Oasis, la película de Lee-Chang Dong, es otra cosa. Porque aquí se produce una fascinante reflexión no sólo sobre nuestra identidad social sino que es además un curioso juego sobre lo que ha significado desde tiempos casi inmemoriales el género de la comedia romántica. Porque no deja de ser una comedia romántica pero a la que se le ha dado la vuelta, me refiero a que se le ha dado la vuelta a la comedia romántica tal y como la teníamos establecida en nuestra mente. No son George Clooney y Julia Roberts los que luchan por su amor, no son Jennifer López y Orlando Bloom, no son Pitt ni Jolie. Se trata nada más y nada menos que de un retrasado y de una paralítica cerebral. Quizás alguno esté pensando en este momento “ya está, otra de esas películas que gustan tanto en los festivales, otro de esos coñazos inaguantables y pseudo-intelectuales”. Bien, nada de eso. Sé que incluso puede parecer de risa si no fuera porque no queremos reírnos de estas cosas las personas decentes. Un retardado y una paralítica cerebral. Sí. Y con estos dos personajes Lee-Chang Dong creó una de las películas más hermosas y más intensas que probablemente se hayan hecho. No renuncia a la poesía visual, no nos manipula con verborrea gratuita teñida de discursito social. Nos dice a la cara quiénes somos sin renunciar al compromiso total, íntegro y sin concesiones con sus dos protagonistas. Porque es una película, no un ensayo. Hay una trama clara que se puede seguir sin ningún esfuerzo. Y es una patada en los cojones al buenismo romántico importado de California. Es meta-cine que no va de meta-cine.

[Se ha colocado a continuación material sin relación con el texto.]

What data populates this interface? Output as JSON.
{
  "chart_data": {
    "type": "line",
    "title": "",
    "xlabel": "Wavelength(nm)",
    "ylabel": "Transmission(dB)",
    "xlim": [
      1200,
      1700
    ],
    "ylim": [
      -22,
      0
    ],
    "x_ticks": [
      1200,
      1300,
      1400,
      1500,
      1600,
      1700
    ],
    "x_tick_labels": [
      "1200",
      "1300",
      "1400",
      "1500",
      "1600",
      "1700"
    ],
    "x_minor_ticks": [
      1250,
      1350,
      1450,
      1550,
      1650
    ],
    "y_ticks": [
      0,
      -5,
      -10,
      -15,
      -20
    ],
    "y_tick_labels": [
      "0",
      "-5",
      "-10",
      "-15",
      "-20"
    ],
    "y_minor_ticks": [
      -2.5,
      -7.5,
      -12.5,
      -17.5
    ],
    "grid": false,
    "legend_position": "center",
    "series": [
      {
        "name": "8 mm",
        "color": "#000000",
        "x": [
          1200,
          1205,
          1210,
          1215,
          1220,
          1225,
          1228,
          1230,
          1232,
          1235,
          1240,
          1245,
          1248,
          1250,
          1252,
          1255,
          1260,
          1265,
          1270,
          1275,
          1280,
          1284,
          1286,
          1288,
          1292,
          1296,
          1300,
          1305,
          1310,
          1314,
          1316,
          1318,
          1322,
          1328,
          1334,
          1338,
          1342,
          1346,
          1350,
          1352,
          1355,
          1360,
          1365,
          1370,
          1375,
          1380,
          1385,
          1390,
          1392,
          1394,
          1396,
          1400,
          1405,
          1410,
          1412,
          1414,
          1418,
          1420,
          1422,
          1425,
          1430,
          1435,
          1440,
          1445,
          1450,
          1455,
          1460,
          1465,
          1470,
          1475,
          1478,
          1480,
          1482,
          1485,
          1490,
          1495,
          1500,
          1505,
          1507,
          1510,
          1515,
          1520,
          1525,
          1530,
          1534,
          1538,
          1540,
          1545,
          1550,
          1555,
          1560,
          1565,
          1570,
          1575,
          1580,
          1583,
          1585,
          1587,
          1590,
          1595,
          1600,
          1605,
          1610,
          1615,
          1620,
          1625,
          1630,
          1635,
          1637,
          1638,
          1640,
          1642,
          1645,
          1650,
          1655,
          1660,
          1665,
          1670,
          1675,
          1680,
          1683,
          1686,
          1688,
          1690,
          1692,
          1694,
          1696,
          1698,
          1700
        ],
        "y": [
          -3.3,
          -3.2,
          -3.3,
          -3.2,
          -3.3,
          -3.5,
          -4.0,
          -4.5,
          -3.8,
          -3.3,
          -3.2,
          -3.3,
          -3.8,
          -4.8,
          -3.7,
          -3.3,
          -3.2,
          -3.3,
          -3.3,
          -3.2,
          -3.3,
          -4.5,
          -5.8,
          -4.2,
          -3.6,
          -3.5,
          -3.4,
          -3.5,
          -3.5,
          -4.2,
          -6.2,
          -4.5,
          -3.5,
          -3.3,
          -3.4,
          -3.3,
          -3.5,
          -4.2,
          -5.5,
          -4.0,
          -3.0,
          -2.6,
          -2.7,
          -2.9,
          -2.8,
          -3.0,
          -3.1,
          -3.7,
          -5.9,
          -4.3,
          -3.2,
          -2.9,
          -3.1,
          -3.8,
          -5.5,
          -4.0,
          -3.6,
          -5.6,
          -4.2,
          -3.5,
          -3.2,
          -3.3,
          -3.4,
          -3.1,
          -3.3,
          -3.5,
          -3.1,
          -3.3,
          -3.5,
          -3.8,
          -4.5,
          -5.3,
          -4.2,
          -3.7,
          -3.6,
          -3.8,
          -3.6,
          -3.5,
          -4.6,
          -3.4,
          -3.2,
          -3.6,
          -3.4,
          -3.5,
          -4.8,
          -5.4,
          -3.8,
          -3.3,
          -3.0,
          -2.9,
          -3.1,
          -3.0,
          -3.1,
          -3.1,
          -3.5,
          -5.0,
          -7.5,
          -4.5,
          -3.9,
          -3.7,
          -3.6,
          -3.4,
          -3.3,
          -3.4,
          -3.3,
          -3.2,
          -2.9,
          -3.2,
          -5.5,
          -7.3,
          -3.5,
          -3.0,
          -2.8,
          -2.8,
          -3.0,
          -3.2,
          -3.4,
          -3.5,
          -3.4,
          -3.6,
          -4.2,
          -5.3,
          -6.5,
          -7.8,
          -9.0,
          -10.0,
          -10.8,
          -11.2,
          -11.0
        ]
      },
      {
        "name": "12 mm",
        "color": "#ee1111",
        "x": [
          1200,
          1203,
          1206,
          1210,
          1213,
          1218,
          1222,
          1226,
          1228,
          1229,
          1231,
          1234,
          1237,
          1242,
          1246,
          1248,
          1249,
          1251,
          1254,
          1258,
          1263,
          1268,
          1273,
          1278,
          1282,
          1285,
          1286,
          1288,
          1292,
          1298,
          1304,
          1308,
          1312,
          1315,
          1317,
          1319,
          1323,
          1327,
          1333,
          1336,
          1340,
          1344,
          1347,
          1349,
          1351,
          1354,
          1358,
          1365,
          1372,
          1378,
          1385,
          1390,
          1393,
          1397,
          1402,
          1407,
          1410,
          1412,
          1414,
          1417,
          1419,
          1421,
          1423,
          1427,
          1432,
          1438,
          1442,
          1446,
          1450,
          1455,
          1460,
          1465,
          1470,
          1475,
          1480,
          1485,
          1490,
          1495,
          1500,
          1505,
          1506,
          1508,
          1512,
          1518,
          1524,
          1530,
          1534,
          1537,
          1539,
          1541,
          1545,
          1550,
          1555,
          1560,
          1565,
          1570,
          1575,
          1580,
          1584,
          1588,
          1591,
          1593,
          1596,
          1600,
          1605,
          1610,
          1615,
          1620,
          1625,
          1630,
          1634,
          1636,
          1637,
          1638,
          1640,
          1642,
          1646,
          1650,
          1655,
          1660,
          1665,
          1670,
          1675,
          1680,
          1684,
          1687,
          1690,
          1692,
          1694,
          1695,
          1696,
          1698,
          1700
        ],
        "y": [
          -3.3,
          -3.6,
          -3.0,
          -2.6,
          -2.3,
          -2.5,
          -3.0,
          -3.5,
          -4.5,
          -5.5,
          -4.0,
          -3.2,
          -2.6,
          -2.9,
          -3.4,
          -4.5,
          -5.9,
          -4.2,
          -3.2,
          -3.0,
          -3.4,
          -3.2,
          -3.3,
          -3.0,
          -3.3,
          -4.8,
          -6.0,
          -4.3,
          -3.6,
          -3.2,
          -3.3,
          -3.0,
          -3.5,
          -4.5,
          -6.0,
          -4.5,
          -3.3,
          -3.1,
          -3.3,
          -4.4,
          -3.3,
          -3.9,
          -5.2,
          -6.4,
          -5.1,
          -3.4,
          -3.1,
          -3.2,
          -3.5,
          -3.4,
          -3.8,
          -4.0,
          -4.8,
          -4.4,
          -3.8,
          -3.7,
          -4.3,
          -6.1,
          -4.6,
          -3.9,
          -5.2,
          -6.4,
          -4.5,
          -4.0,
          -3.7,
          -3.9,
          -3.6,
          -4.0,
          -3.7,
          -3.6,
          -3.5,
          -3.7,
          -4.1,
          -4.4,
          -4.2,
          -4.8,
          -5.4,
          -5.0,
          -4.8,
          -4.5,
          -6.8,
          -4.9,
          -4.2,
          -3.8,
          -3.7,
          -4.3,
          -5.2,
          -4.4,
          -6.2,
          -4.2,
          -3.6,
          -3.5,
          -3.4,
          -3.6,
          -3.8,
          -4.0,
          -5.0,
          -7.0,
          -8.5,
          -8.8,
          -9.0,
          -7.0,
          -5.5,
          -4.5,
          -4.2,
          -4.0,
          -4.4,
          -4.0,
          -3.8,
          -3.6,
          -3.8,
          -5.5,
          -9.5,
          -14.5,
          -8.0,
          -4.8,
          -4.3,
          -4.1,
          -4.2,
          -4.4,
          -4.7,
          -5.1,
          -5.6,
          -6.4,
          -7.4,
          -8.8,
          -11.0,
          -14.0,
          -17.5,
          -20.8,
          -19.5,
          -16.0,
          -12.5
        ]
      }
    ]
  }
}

Y por último, Marilyn. Acabo de leer un interesantísimo artículo en una revista sobre unos textos de la actriz que van a ser publicados. Se trata de poemas y escritos que la rubia escribía en su más honda soledad y que reflejan las inseguridades y el vacío existencial de una persona que lo tenía todo. He de decir que siempre me ha fascinado el asunto de la celebridad, de cómo estas personas son capaces de gestionar su vida íntima cuando gran parte de tu energía sobre esa gestión consiste en protegerte de las miradas ajenas. Pero, a riesgo de ser demasiado prosaico y víctima de mis propios dardos, he de confesar que lo que me dejó de una pieza es descubrir que Marilyn era una persona notablemente inteligente. Creo que la mayoría habíamos instalado en nuestro ideario la idea de una rubia tonta que le costaba aprenderse las frases del guión. Pues, aunque la señorita Monroe lograra desesperar al gran Billy Wilder con sus continuos tropiezos, era una persona inteligente y culta. Sí, culta. Sí, Marilyn Monroe. Al menos eso es lo que se desprende del estupendo artículo escrito por Elsa Fernández-Santos.

Así que estamos aquí otra vez de vueltas con la apariencia, lo que somos, lo que creemos ser, lo que creemos que los demás piensan de nosotros, lo que creemos sobre los demás. Y no tenemos las pelotas suficientes para ser nosotros mismos. Qué pena.